事例紹介

Office365に替えたら、Excelマクロが動かない!
~ 意外と気付かない、32/64bitの違い ~

業種
利用規模
解決した問題
背景 Office2010のサポート切れに伴い、Microsoft365(Office365)を導入。
すると、いくつかのExcelマクロがエラーで動かなくなった。
原因 Office2019登場以降、365も標準が64bitになったため、一部のマクロでエラーが発生する。
対策 原理的に32bitか64bitかに依存しているものがあり、それぞれの環境に合わせた記述に変更すれば、元通り動く様になる。
2010からのUpdateの場合は32bitのままなので、両方の環境が混在する事になる点に留意。

Excelのバージョンアップで、マクロがエラーに

背景

複数のお客様で起こった共通のトラブルです。

今まで古いOffice(たいてい2010です)を使っていたのが、2010のサポート切れやハードウェアのリース切れなどをきっかけに環境を最新化した結果、Excelも2019(もしくは365)にUpdateされますが、この結果従来動いていたマクロがエラーメッセージを出して止まってしまうことが少なくありません。

一部の古いパソコンでは動く、といった場合は、ほぼ64bit化されたExcelが原因と言えます。

 

トラブルの原因

普通に関数を中心に使っている分には意識しませんが、プログラム(VBA≒マクロ)でロジックを記述していると、OSの機能を呼び出して使うことがあります。

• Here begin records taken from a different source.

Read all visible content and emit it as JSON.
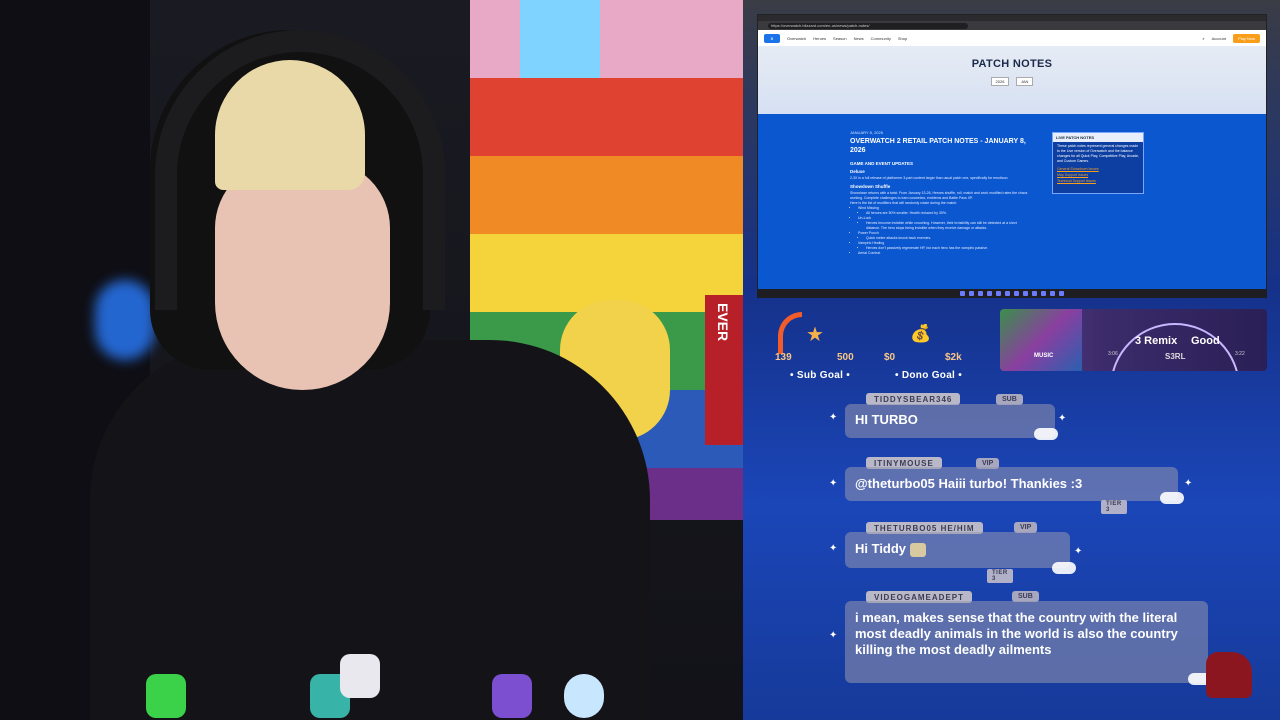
{
  "browser": {
    "url": "https://overwatch.blizzard.com/en-us/news/patch-notes/",
    "nav_items": [
      "Overwatch",
      "Heroes",
      "Season",
      "News",
      "Community",
      "Shop"
    ],
    "account": "Account",
    "play_now": "Play Now",
    "hero_title": "PATCH NOTES",
    "year_select": "2026",
    "month_select": "JAN",
    "article": {
      "date": "JANUARY 8, 2026",
      "title": "OVERWATCH 2 RETAIL PATCH NOTES - JANUARY 8, 2026",
      "section1": "GAME AND EVENT UPDATES",
      "sub1": "Deluxe",
      "p1": "2-3X is a full release of platformer 3-part content larger than usual patch one, specifically for emoticon.",
      "sub2": "Showdown Shuffle",
      "p2": "Showdown returns with a twist. From January 13-26, Heroes shuffle, roll, match and work modified rates the chaos working. Complete challenges to earn cosmetics, emblems and Battle Pass XP.",
      "p3": "Here is the list of modifiers that will randomly rotate during the match:",
      "bullets": [
        "Wind Missing",
        "All heroes are 50% smaller. Health reduced by 30%.",
        "Un-Lock",
        "Heroes become invisible while crouching. However, their invisibility can still be detected at a short distance. The hero stops being invisible when they receive damage or attacks.",
        "Power Punch",
        "Quick melee attacks knock back enemies.",
        "Vampiric Healing",
        "Heroes don't passively regenerate HP, but each hero has the vampiric passive.",
        "Aerial Combat"
      ]
    },
    "sidebox": {
      "header": "LIVE PATCH NOTES",
      "text": "These patch notes represent general changes made to the Live version of Overwatch and the balance changes for all Quick Play, Competitive Play, Arcade, and Custom Games.",
      "links": [
        "General Showdown Issues",
        "Map Support Issues",
        "Technical Support Issues"
      ]
    }
  },
  "goals": {
    "sub": {
      "current": "139",
      "target": "500",
      "label": "• Sub Goal •",
      "progress": 0.278
    },
    "dono": {
      "current": "$0",
      "target": "$2k",
      "label": "• Dono Goal •",
      "progress": 0
    }
  },
  "music": {
    "title": "3 Remix",
    "title2": "Good",
    "artist": "S3RL",
    "time_elapsed": "3:06",
    "time_total": "3:22",
    "album_text": "MUSIC"
  },
  "chat": [
    {
      "user": "TIDDYSBEAR346",
      "badge": "SUB",
      "text": "HI TURBO",
      "tier": ""
    },
    {
      "user": "ITINYMOUSE",
      "badge": "VIP",
      "text": "@theturbo05 Haiii turbo! Thankies :3",
      "tier": "TIER 3"
    },
    {
      "user": "THETURBO05 HE/HIM",
      "badge": "VIP",
      "text": "Hi Tiddy",
      "tier": "TIER 3"
    },
    {
      "user": "VIDEOGAMEADEPT",
      "badge": "SUB",
      "text": "i mean, makes sense that the country with the literal most deadly animals in the world is also the country killing the most deadly ailments",
      "tier": ""
    }
  ],
  "webcam": {
    "sign_text": "EVER"
  },
  "colors": {
    "chat_bubble": "#9696af",
    "goal_accent": "#f25c2b",
    "goal_text": "#f9c784",
    "page_blue": "#0b57d0"
  }
}
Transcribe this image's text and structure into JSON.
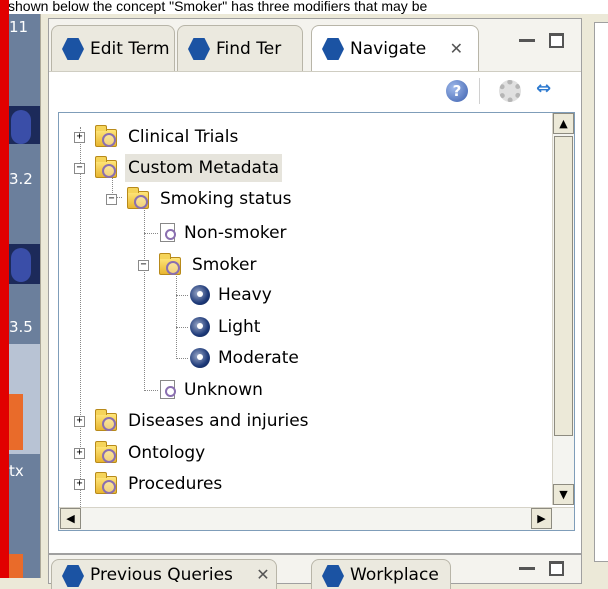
{
  "top_caption": "shown below the concept \"Smoker\" has three modifiers that may be",
  "left_strip_labels": [
    "11",
    "3.2",
    "3.5",
    "tx"
  ],
  "tabs": [
    {
      "label": "Edit Term"
    },
    {
      "label": "Find Ter"
    },
    {
      "label": "Navigate",
      "active": true
    }
  ],
  "tab_close_glyph": "✕",
  "toolbar": {
    "help": "?",
    "link": "⇔"
  },
  "tree": [
    {
      "label": "Clinical Trials",
      "type": "folder",
      "level": 0,
      "expanded": false
    },
    {
      "label": "Custom Metadata",
      "type": "folder",
      "level": 0,
      "expanded": true,
      "selected": true
    },
    {
      "label": "Smoking status",
      "type": "folder",
      "level": 1,
      "expanded": true
    },
    {
      "label": "Non-smoker",
      "type": "concept",
      "level": 2
    },
    {
      "label": "Smoker",
      "type": "folder",
      "level": 2,
      "expanded": true
    },
    {
      "label": "Heavy",
      "type": "modifier",
      "level": 3
    },
    {
      "label": "Light",
      "type": "modifier",
      "level": 3
    },
    {
      "label": "Moderate",
      "type": "modifier",
      "level": 3
    },
    {
      "label": "Unknown",
      "type": "concept",
      "level": 2
    },
    {
      "label": "Diseases and injuries",
      "type": "folder",
      "level": 0,
      "expanded": false
    },
    {
      "label": "Ontology",
      "type": "folder",
      "level": 0,
      "expanded": false
    },
    {
      "label": "Procedures",
      "type": "folder",
      "level": 0,
      "expanded": false
    }
  ],
  "bottom_tabs": [
    {
      "label": "Previous Queries"
    },
    {
      "label": "Workplace"
    }
  ],
  "colors": {
    "hex_icon": "#1b53a3",
    "selection": "#e6e4dc",
    "side_bar": "#e10000"
  }
}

わかりやすい例としては、ファイルを開くといった挙動はExcel固有のものではなく、他のアプリケーションからも共通して使われる機能ですから、アプリケーションごとに開発をするのではなく、OSの機能を呼び出すことで実現しています。

こうした場合、呼ばれたOS(Windows)側では、32bit版と64bit版で別のしくみを使うことがあります。

これは、一般論として、32bitから64bit化されることは進化を表しており、新しい環境ならではの新しい機能なり性能なりを追求しようという動きが出てくるため、古い32bitの環境と切替えているのです。

今使っているExcelがいずれであるかは、次の手順で確認できます。

  1. ファイル → アカウントで 「製品情報」を表示
  2. 「Excelのバージョン情報」をクリック

 

 

対処法

プログラム的に同じ記述をしていても、OS側で勝手に切替えてくれれば良いのですが、呼び出すファイルが異なるので、ファイル名が異なります。

このため、プログラム内において32bitと64bitでどう対応するかを意識して、変更する必要が生じます。

大抵はマイクロソフトのWebページで解説されているので、動かしながらコンパイルエラーが出る箇所を中心に修正すれば、エラーは出なくなります。

 

留意事項(古いPCが混在する環境)

多くの組織では、インフラのコンピュータを入れ替えると言っても、全てを入れ替えることは少なく、大抵は一部を残して入れ替えることでしょう。

こうした場合、古いPCに入っていたOfficeにUpdateを適用することになりますが、基が32bitのOfficeの場合、新しいOfficeも32bit版となります。

そうなると、社内的に32bitと64bitが混在することになるので、完全に書き換えてしまうと古いPCで動かなくなります。

その場合、32/64bitそれぞれで切り替えが必要になります。

 

その他留意(印刷物への影響)

エラーがでなくなればそれで良いかというと、実は印刷系が影響を受けることが多い様です。

当社で最新版対応を行う場合、全てのロジックが一通り動く様に検査し、エラーが出ないことを確認した上で、全ての印刷物の新旧比較を行います。

この新旧比較により、かなりの確率でズレが発見されるので、要注意です。